|
I think the most critical part in the flow is the integer overflow bug, and it is totally avoidable. I am a software engine at Microsoft. Half of my time was spent on security and compliance. We have the right tool, right policy to avoid such things happen. However, I'm not saying Microsoft software is free of integer overflow bugs. I don't intend to advertise Microsoft C/C++ development tools here, but they are the ones I know most. Let's go to the technical part: If you are asked to implement the binary algorithm with your favorite programming language, how do you verify your code? Unit-tests. How many test cases you will need? More than 10. Binary search implementations are easy to suffer integer overflow bugs(remember the one in JDK?), as long as you have enough tests, your don't need to worry too much. But how much is enough? People can't implement binary search correctly in decades is not because we don't know the algorithm enough or we don't have excellent software engineers, it is because w don't know how to test our code thoroughly.

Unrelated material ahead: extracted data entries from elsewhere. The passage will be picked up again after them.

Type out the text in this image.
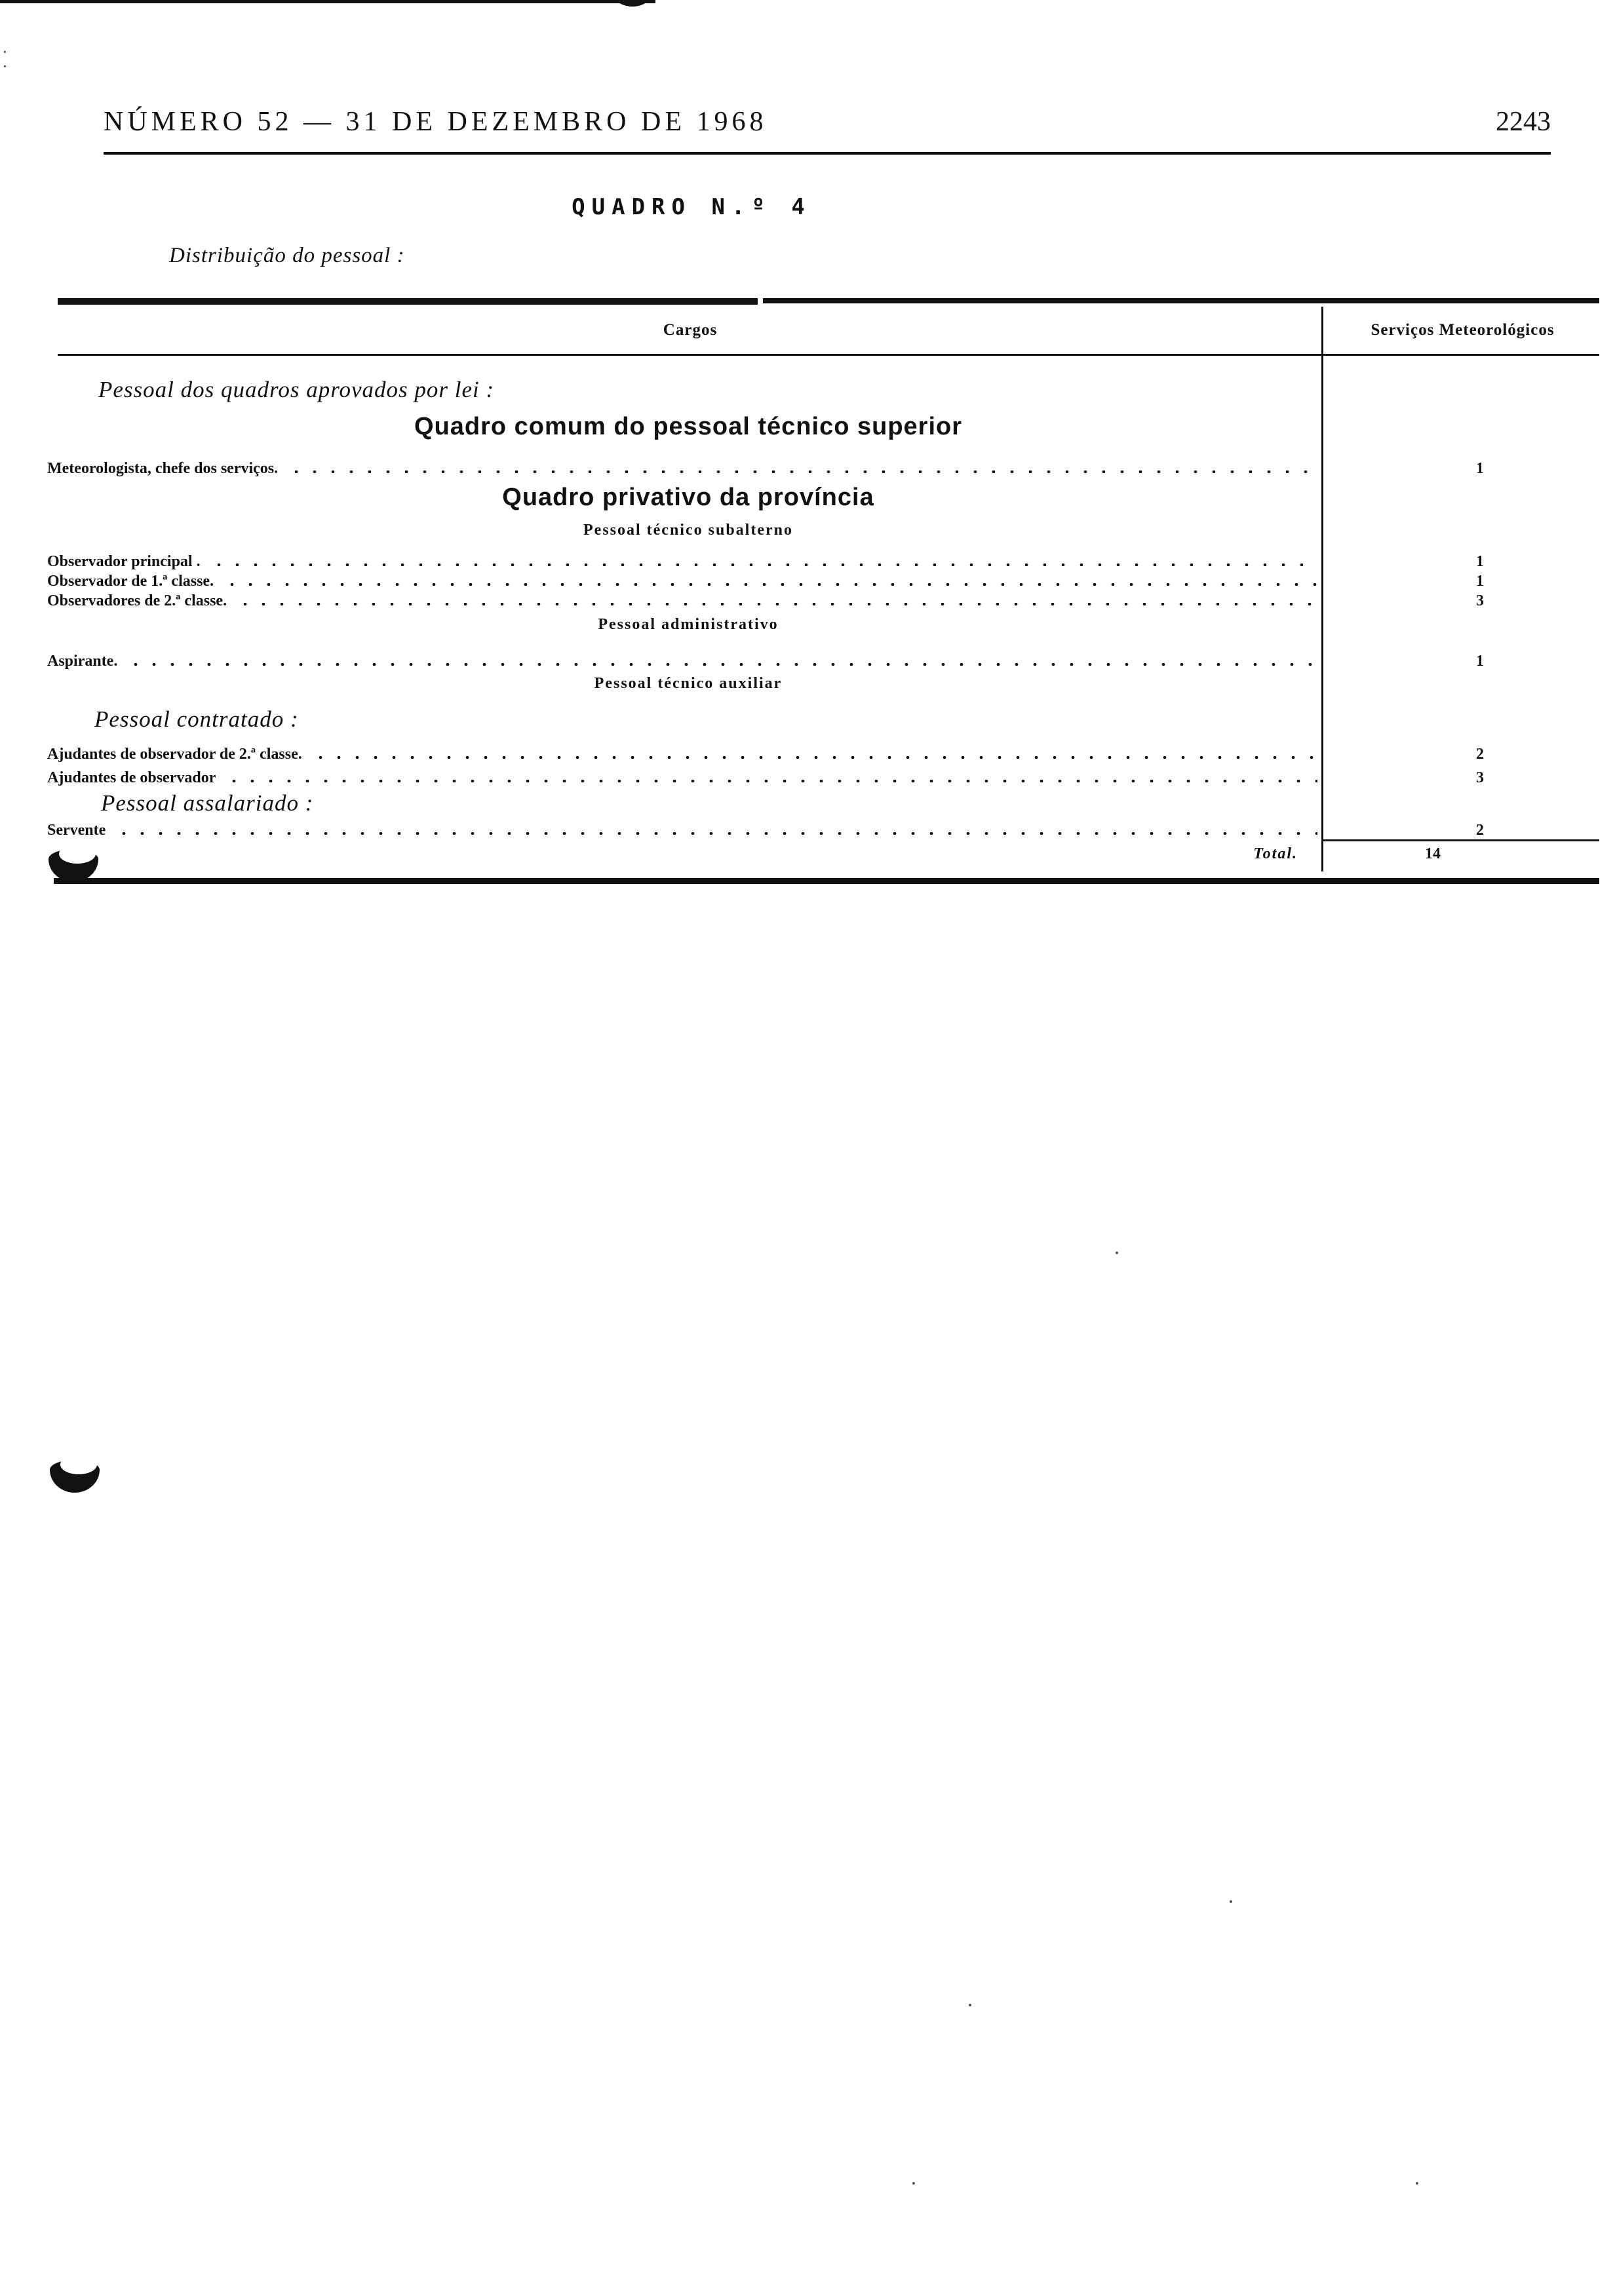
·
·
NÚMERO 52 — 31 DE DEZEMBRO DE 1968	2243
QUADRO N.º 4
Distribuição do pessoal :
Cargos	Serviços Meteorológicos
Pessoal dos quadros aprovados por lei :
Quadro comum do pessoal técnico superior
Meteorologista, chefe dos serviços.	1
Quadro privativo da província
Pessoal técnico subalterno
Observador principal .	1
Observador de 1.ª classe.	1
Observadores de 2.ª classe.	3
Pessoal administrativo
Aspirante.	1
Pessoal técnico auxiliar
Pessoal contratado :
Ajudantes de observador de 2.ª classe.	2
Ajudantes de observador	3
Pessoal assalariado :
Servente	2
Total.	14
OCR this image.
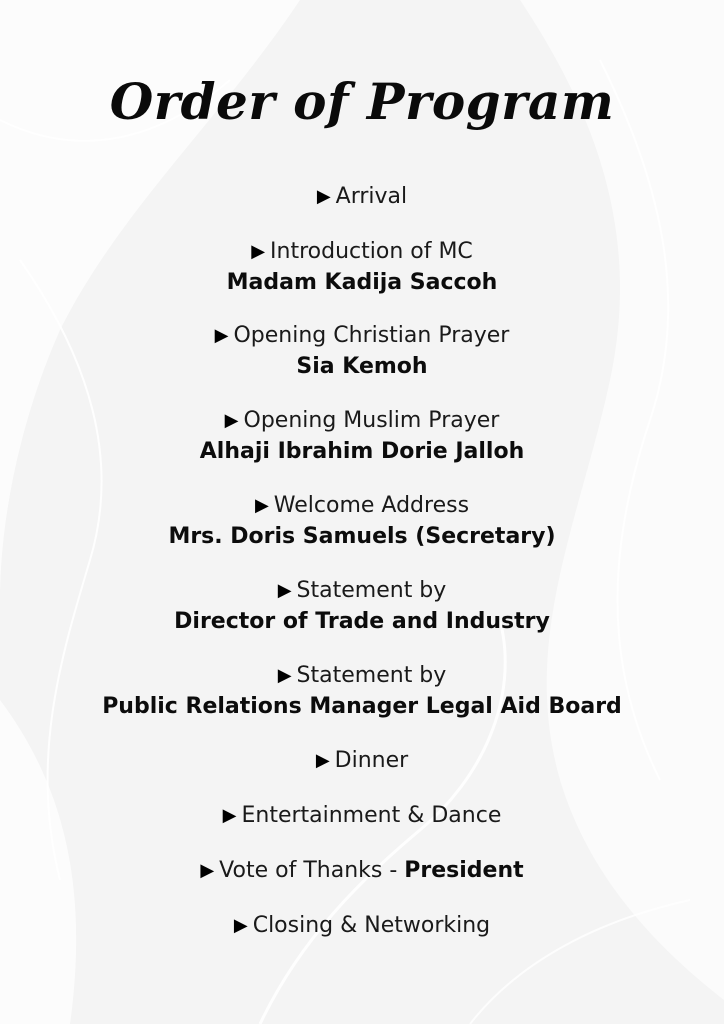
Order of Program
▶ Arrival
▶ Introduction of MC
Madam Kadija Saccoh
▶ Opening Christian Prayer
Sia Kemoh
▶ Opening Muslim Prayer
Alhaji Ibrahim Dorie Jalloh
▶ Welcome Address
Mrs. Doris Samuels (Secretary)
▶ Statement by
Director of Trade and Industry
▶ Statement by
Public Relations Manager Legal Aid Board
▶ Dinner
▶ Entertainment & Dance
▶ Vote of Thanks - President
▶ Closing & Networking
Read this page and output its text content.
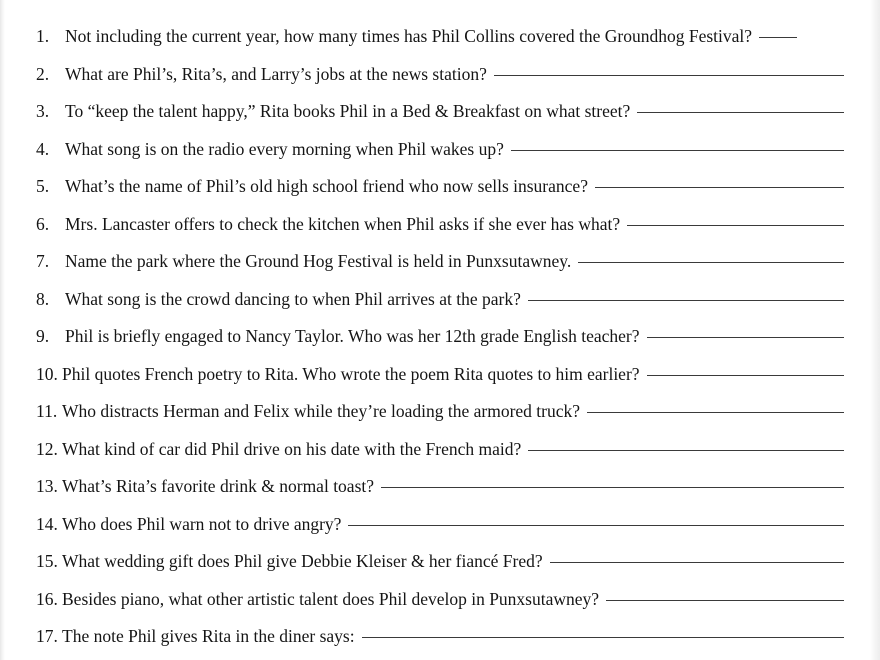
1. Not including the current year, how many times has Phil Collins covered the Groundhog Festival?
2. What are Phil’s, Rita’s, and Larry’s jobs at the news station?
3. To “keep the talent happy,” Rita books Phil in a Bed & Breakfast on what street?
4. What song is on the radio every morning when Phil wakes up?
5. What’s the name of Phil’s old high school friend who now sells insurance?
6. Mrs. Lancaster offers to check the kitchen when Phil asks if she ever has what?
7. Name the park where the Ground Hog Festival is held in Punxsutawney.
8. What song is the crowd dancing to when Phil arrives at the park?
9. Phil is briefly engaged to Nancy Taylor. Who was her 12th grade English teacher?
10. Phil quotes French poetry to Rita. Who wrote the poem Rita quotes to him earlier?
11. Who distracts Herman and Felix while they’re loading the armored truck?
12. What kind of car did Phil drive on his date with the French maid?
13. What’s Rita’s favorite drink & normal toast?
14. Who does Phil warn not to drive angry?
15. What wedding gift does Phil give Debbie Kleiser & her fiancé Fred?
16. Besides piano, what other artistic talent does Phil develop in Punxsutawney?
17. The note Phil gives Rita in the diner says:
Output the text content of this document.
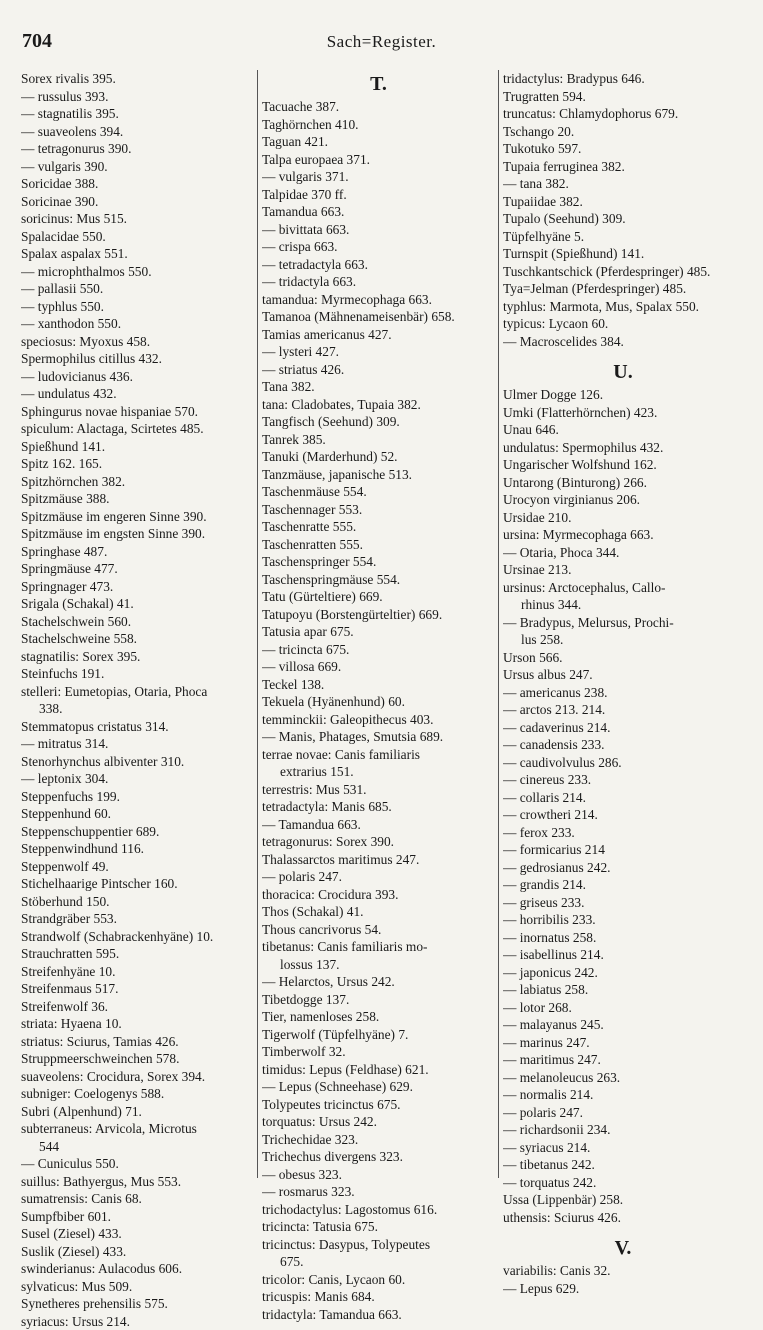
704	Sach=Register.
Sorex rivalis 395.
— russulus 393.
— stagnatilis 395.
— suaveolens 394.
— tetragonurus 390.
— vulgaris 390.
Soricidae 388.
Soricinae 390.
soricinus: Mus 515.
Spalacidae 550.
Spalax aspalax 551.
— microphthalmos 550.
— pallasii 550.
— typhlus 550.
— xanthodon 550.
speciosus: Myoxus 458.
Spermophilus citillus 432.
— ludovicianus 436.
— undulatus 432.
Sphingurus novae hispaniae 570.
spiculum: Alactaga, Scirtetes 485.
Spießhund 141.
Spitz 162. 165.
Spitzhörnchen 382.
Spitzmäuse 388.
Spitzmäuse im engeren Sinne 390.
Spitzmäuse im engsten Sinne 390.
Springhase 487.
Springmäuse 477.
Springnager 473.
Srigala (Schakal) 41.
Stachelschwein 560.
Stachelschweine 558.
stagnatilis: Sorex 395.
Steinfuchs 191.
stelleri: Eumetopias, Otaria, Phoca
338.
Stemmatopus cristatus 314.
— mitratus 314.
Stenorhynchus albiventer 310.
— leptonix 304.
Steppenfuchs 199.
Steppenhund 60.
Steppenschuppentier 689.
Steppenwindhund 116.
Steppenwolf 49.
Stichelhaarige Pintscher 160.
Stöberhund 150.
Strandgräber 553.
Strandwolf (Schabrackenhyäne) 10.
Strauchratten 595.
Streifenhyäne 10.
Streifenmaus 517.
Streifenwolf 36.
striata: Hyaena 10.
striatus: Sciurus, Tamias 426.
Struppmeerschweinchen 578.
suaveolens: Crocidura, Sorex 394.
subniger: Coelogenys 588.
Subri (Alpenhund) 71.
subterraneus: Arvicola, Microtus
544
— Cuniculus 550.
suillus: Bathyergus, Mus 553.
sumatrensis: Canis 68.
Sumpfbiber 601.
Susel (Ziesel) 433.
Suslik (Ziesel) 433.
swinderianus: Aulacodus 606.
sylvaticus: Mus 509.
Synetheres prehensilis 575.
syriacus: Ursus 214.
T.
Tacuache 387.
Taghörnchen 410.
Taguan 421.
Talpa europaea 371.
— vulgaris 371.
Talpidae 370 ff.
Tamandua 663.
— bivittata 663.
— crispa 663.
— tetradactyla 663.
— tridactyla 663.
tamandua: Myrmecophaga 663.
Tamanoa (Mähnenameisenbär) 658.
Tamias americanus 427.
— lysteri 427.
— striatus 426.
Tana 382.
tana: Cladobates, Tupaia 382.
Tangfisch (Seehund) 309.
Tanrek 385.
Tanuki (Marderhund) 52.
Tanzmäuse, japanische 513.
Taschenmäuse 554.
Taschennager 553.
Taschenratte 555.
Taschenratten 555.
Taschenspringer 554.
Taschenspringmäuse 554.
Tatu (Gürteltiere) 669.
Tatupoyu (Borstengürteltier) 669.
Tatusia apar 675.
— tricincta 675.
— villosa 669.
Teckel 138.
Tekuela (Hyänenhund) 60.
temminckii: Galeopithecus 403.
— Manis, Phatages, Smutsia 689.
terrae novae: Canis familiaris
extrarius 151.
terrestris: Mus 531.
tetradactyla: Manis 685.
— Tamandua 663.
tetragonurus: Sorex 390.
Thalassarctos maritimus 247.
— polaris 247.
thoracica: Crocidura 393.
Thos (Schakal) 41.
Thous cancrivorus 54.
tibetanus: Canis familiaris mo-
lossus 137.
— Helarctos, Ursus 242.
Tibetdogge 137.
Tier, namenloses 258.
Tigerwolf (Tüpfelhyäne) 7.
Timberwolf 32.
timidus: Lepus (Feldhase) 621.
— Lepus (Schneehase) 629.
Tolypeutes tricinctus 675.
torquatus: Ursus 242.
Trichechidae 323.
Trichechus divergens 323.
— obesus 323.
— rosmarus 323.
trichodactylus: Lagostomus 616.
tricincta: Tatusia 675.
tricinctus: Dasypus, Tolypeutes
675.
tricolor: Canis, Lycaon 60.
tricuspis: Manis 684.
tridactyla: Tamandua 663.
tridactylus: Bradypus 646.
Trugratten 594.
truncatus: Chlamydophorus 679.
Tschango 20.
Tukotuko 597.
Tupaia ferruginea 382.
— tana 382.
Tupaiidae 382.
Tupalo (Seehund) 309.
Tüpfelhyäne 5.
Turnspit (Spießhund) 141.
Tuschkantschick (Pferdespringer) 485.
Tya=Jelman (Pferdespringer) 485.
typhlus: Marmota, Mus, Spalax 550.
typicus: Lycaon 60.
— Macroscelides 384.
U.
Ulmer Dogge 126.
Umki (Flatterhörnchen) 423.
Unau 646.
undulatus: Spermophilus 432.
Ungarischer Wolfshund 162.
Untarong (Binturong) 266.
Urocyon virginianus 206.
Ursidae 210.
ursina: Myrmecophaga 663.
— Otaria, Phoca 344.
Ursinae 213.
ursinus: Arctocephalus, Callo-
rhinus 344.
— Bradypus, Melursus, Prochi-
lus 258.
Urson 566.
Ursus albus 247.
— americanus 238.
— arctos 213. 214.
— cadaverinus 214.
— canadensis 233.
— caudivolvulus 286.
— cinereus 233.
— collaris 214.
— crowtheri 214.
— ferox 233.
— formicarius 214
— gedrosianus 242.
— grandis 214.
— griseus 233.
— horribilis 233.
— inornatus 258.
— isabellinus 214.
— japonicus 242.
— labiatus 258.
— lotor 268.
— malayanus 245.
— marinus 247.
— maritimus 247.
— melanoleucus 263.
— normalis 214.
— polaris 247.
— richardsonii 234.
— syriacus 214.
— tibetanus 242.
— torquatus 242.
Ussa (Lippenbär) 258.
uthensis: Sciurus 426.
V.
variabilis: Canis 32.
— Lepus 629.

Any non-trivial C/C++ function may need tens of thousands test cases. Simply you can't write them by hand. You need the right tools: fuzzing and static analysis. At Microsoft, every file parser should go through fuzzing, which basically is you generate some random input, then you run your tests with the random inputs. Not very fantastic. But there is another kind of fuzzing: symbolic execution, which tries to find all the possible execution paths of your code. If you run symbolic execution with your binary search code, you can get 100% test coverage. And it is guaranteed bug-free. It is like a math proof. Please note the advantage is based on human just had surprising great advancement on SAT solvers in the last 20 years. And often you need to make some compromises between your business goal and security. Most functions can't reach 100% test coverage. You need to simplify them. See https://github.com/klee/klee to get a quickstart. Though C/C++ is often considered unsafe, they have the best fuzzer. Then it is about SAL annotation and static analyzer. In C, whenever you pass a pointer of an array to another function, you should also pass its length with it. And in the callee function you should check the length. If you forgot it, your static code analyzer will give you a warning. In such a sense, if you didn't allocate enough memory, it will only result an error code being returned instead of undefined behavior. The last thing: Use safeint wrapping your malloc function. https://docs.microsoft.com/en-us/cpp/safeint/safeint-library... When we move off the binary search toy example to a real code base, clearly you can see how much extra effort is needed to make the code safe. Please pardon me, most OSS libraries don't have the resource. Many famous OSS projects are "Mom-and-pop" shops. They don't have any compliance rule. They invest very little on fuzzing. So the big companies really should help them. Now you see an integer overflow bug was found in Apple's image render, but was the code written by Apple? Not necessarily. Now we all see the importance of the Open Source movement. It's time to think how to harden their security. For example, even I want to spend my free time on adding SAL annotations to an OSS project I love, would the maintainers accept it? |
If you think GC performance is not good enough, see that proof of concept: https://github.com/Const-me/Vrmac/tree/master/VrmacVideo/Con... That C# code implements parser for Mpeg4 format. That format is way more complicated than GIF or even PDF, yet that code runs fine even on very slow computers (Raspberry Pi 4). There’s another similar one in that project for MKV format.